The best suggestion I have is to look at the DB time, the CPU time, and the reads. You may find that "overall" the replay used less DB time, even though it took longer to replay.

Saturday, March 13, 2010

Direct path Reads

I am in process of tracking down as much as I can about the 11g new feature called "adaptive direct path reads". Direct path reads are block reads that bypass the SGA, and go directly into the PGA. I'm still trying to figure out if they are good.

From what I can figure out, they kick in for Full Table Scans (FTS), and only in certain cases.. You can turn them off with event 10949. They are affected by the size of the buffer cache, how big the table is, and how many blocks for the table are already in memory. Oracle has a "secret sauce" to determine when to kick in. I haven't had any luck finding the "secret sauce", just information from others on what the ingredients are, not the amounts of each.

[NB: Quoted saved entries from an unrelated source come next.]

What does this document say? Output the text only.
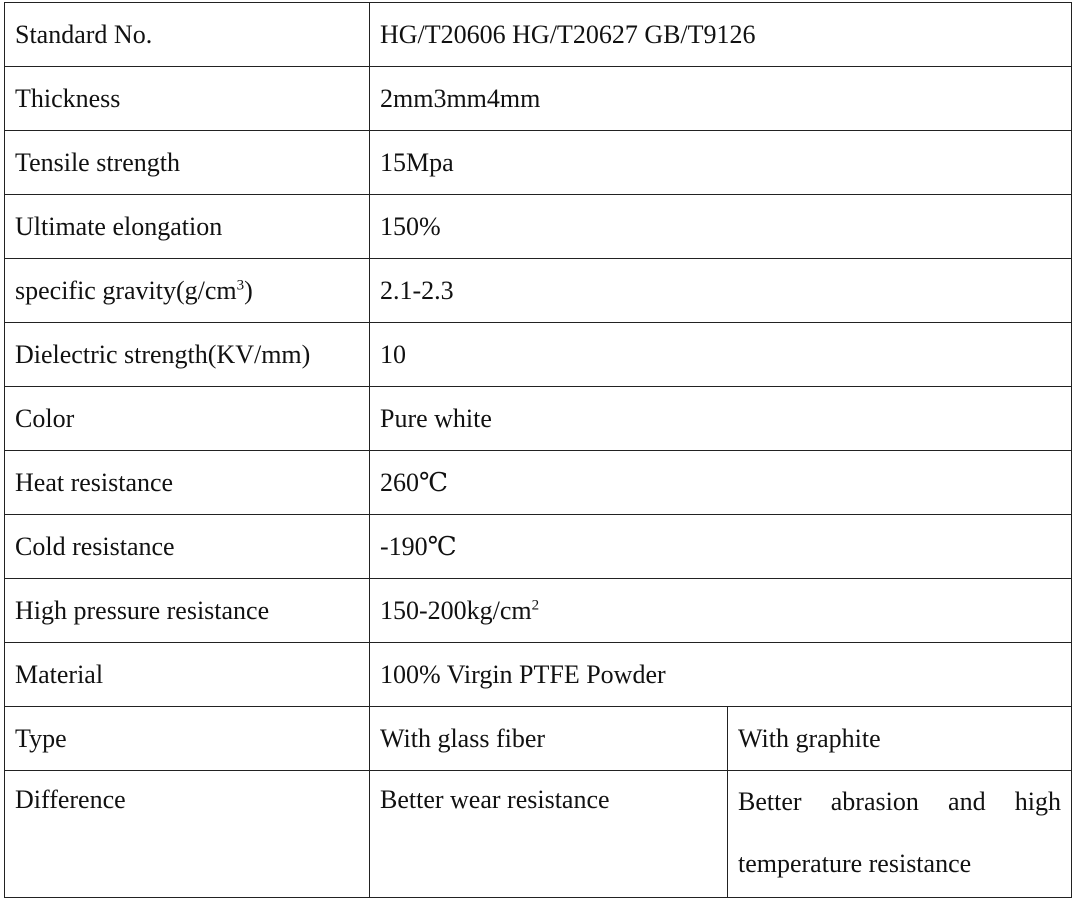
Standard No.	HG/T20606 HG/T20627 GB/T9126	
Thickness	2mm3mm4mm	
Tensile strength	15Mpa	
Ultimate elongation	150%	
specific $gravity(g/cm^3)$	2.1-2.3	
Dielectric strength(KV/mm)	10	
Color	Pure white	
Heat resistance	260℃	
Cold resistance	-190℃	
High pressure resistance	$150-200kg/cm^2$
Material	100% Virgin PTFE Powder	
Type	With glass fiber	With graphite
Difference	Better wear resistance	Better abrasion and high temperature resistance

There are advantages to them


  • They are much faster than conventional db file sequential read
  • They won't age blocks out of memory that you might want to keep

Disadvantages

  • If the same query is executed again, the blocks must be read from disk again.
  • Running a FTS on a table in multiple sessions won't share blocks, and can cause a large amount of I/O.

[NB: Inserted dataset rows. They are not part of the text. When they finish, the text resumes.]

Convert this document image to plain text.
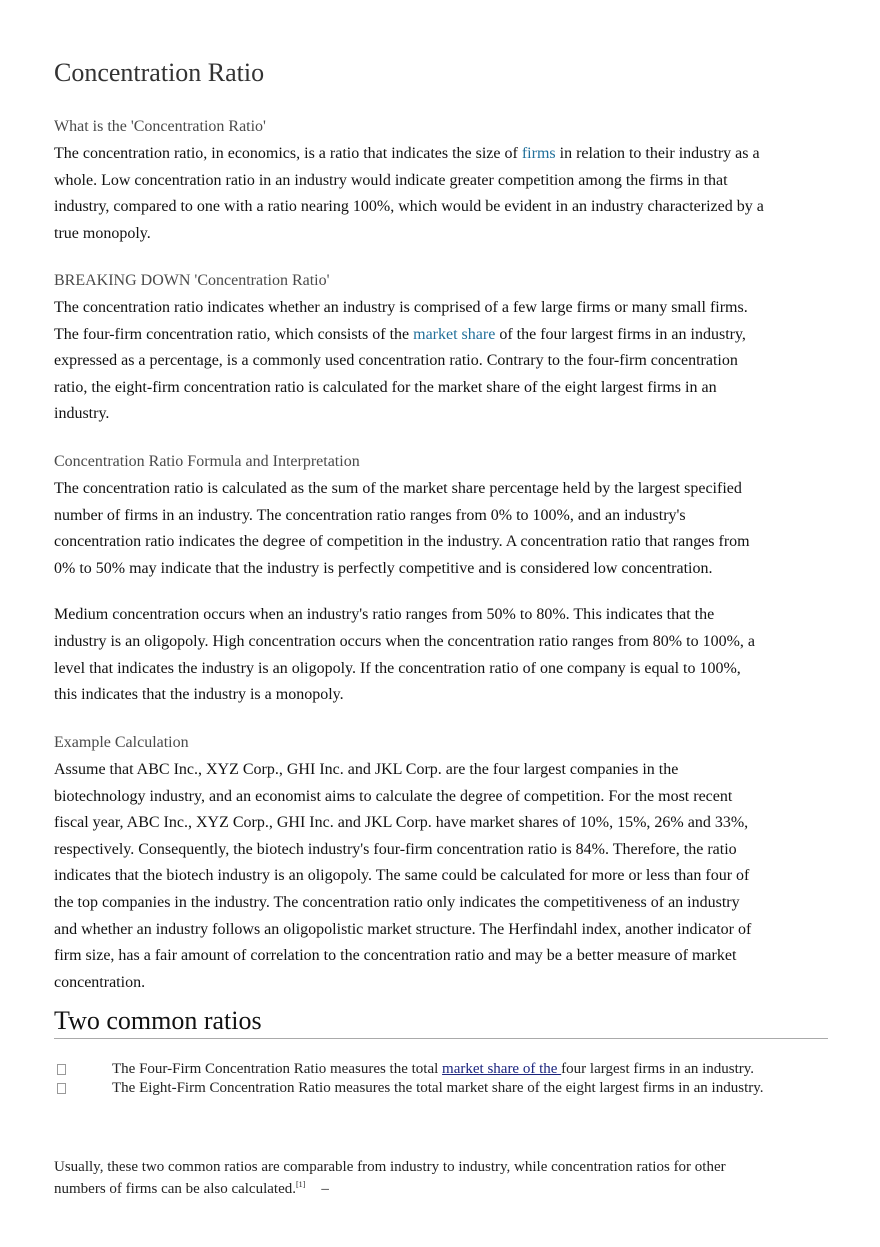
Concentration Ratio
What is the 'Concentration Ratio'

The concentration ratio, in economics, is a ratio that indicates the size of firms in relation to their industry as a whole. Low concentration ratio in an industry would indicate greater competition among the firms in that industry, compared to one with a ratio nearing 100%, which would be evident in an industry characterized by a true monopoly.

BREAKING DOWN 'Concentration Ratio'

The concentration ratio indicates whether an industry is comprised of a few large firms or many small firms. The four-firm concentration ratio, which consists of the market share of the four largest firms in an industry, expressed as a percentage, is a commonly used concentration ratio. Contrary to the four-firm concentration ratio, the eight-firm concentration ratio is calculated for the market share of the eight largest firms in an industry.

Concentration Ratio Formula and Interpretation

The concentration ratio is calculated as the sum of the market share percentage held by the largest specified number of firms in an industry. The concentration ratio ranges from 0% to 100%, and an industry's concentration ratio indicates the degree of competition in the industry. A concentration ratio that ranges from 0% to 50% may indicate that the industry is perfectly competitive and is considered low concentration.

Medium concentration occurs when an industry's ratio ranges from 50% to 80%. This indicates that the industry is an oligopoly. High concentration occurs when the concentration ratio ranges from 80% to 100%, a level that indicates the industry is an oligopoly. If the concentration ratio of one company is equal to 100%, this indicates that the industry is a monopoly.

Example Calculation

Assume that ABC Inc., XYZ Corp., GHI Inc. and JKL Corp. are the four largest companies in the biotechnology industry, and an economist aims to calculate the degree of competition. For the most recent fiscal year, ABC Inc., XYZ Corp., GHI Inc. and JKL Corp. have market shares of 10%, 15%, 26% and 33%, respectively. Consequently, the biotech industry's four-firm concentration ratio is 84%. Therefore, the ratio indicates that the biotech industry is an oligopoly. The same could be calculated for more or less than four of the top companies in the industry. The concentration ratio only indicates the competitiveness of an industry and whether an industry follows an oligopolistic market structure. The Herfindahl index, another indicator of firm size, has a fair amount of correlation to the concentration ratio and may be a better measure of market concentration.

Two common ratios
The Four-Firm Concentration Ratio measures the total market share of the four largest firms in an industry.
The Eight-Firm Concentration Ratio measures the total market share of the eight largest firms in an industry.

Usually, these two common ratios are comparable from industry to industry, while concentration ratios for other numbers of firms can be also calculated.[1] –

I also found that an object is much more likely to be using direct path reads immediately after Startup, since there are no blocks currently cached (thanks Jonathon Lewis for this tidbit!)

Here is as much additional information as I can find on this topic

I also stated asking some Exadata experts, on how Direct path reads relate to exadata. It seems that with Exadata, with Caching at both the DB layer, and the storage layer, along with the infiniband connection to storage, Direct path reads are not an issue. Exadata will cache at enough layers, that a Direct path read from the flashcache on the storage is fast enough to make it worthwhile.. It's almost as is Exadata was made to best utilize direct path reads, and other storage configurations will suffer from bottlenecking... Coincidence ?? you decide.

I will let all know how I make out with them.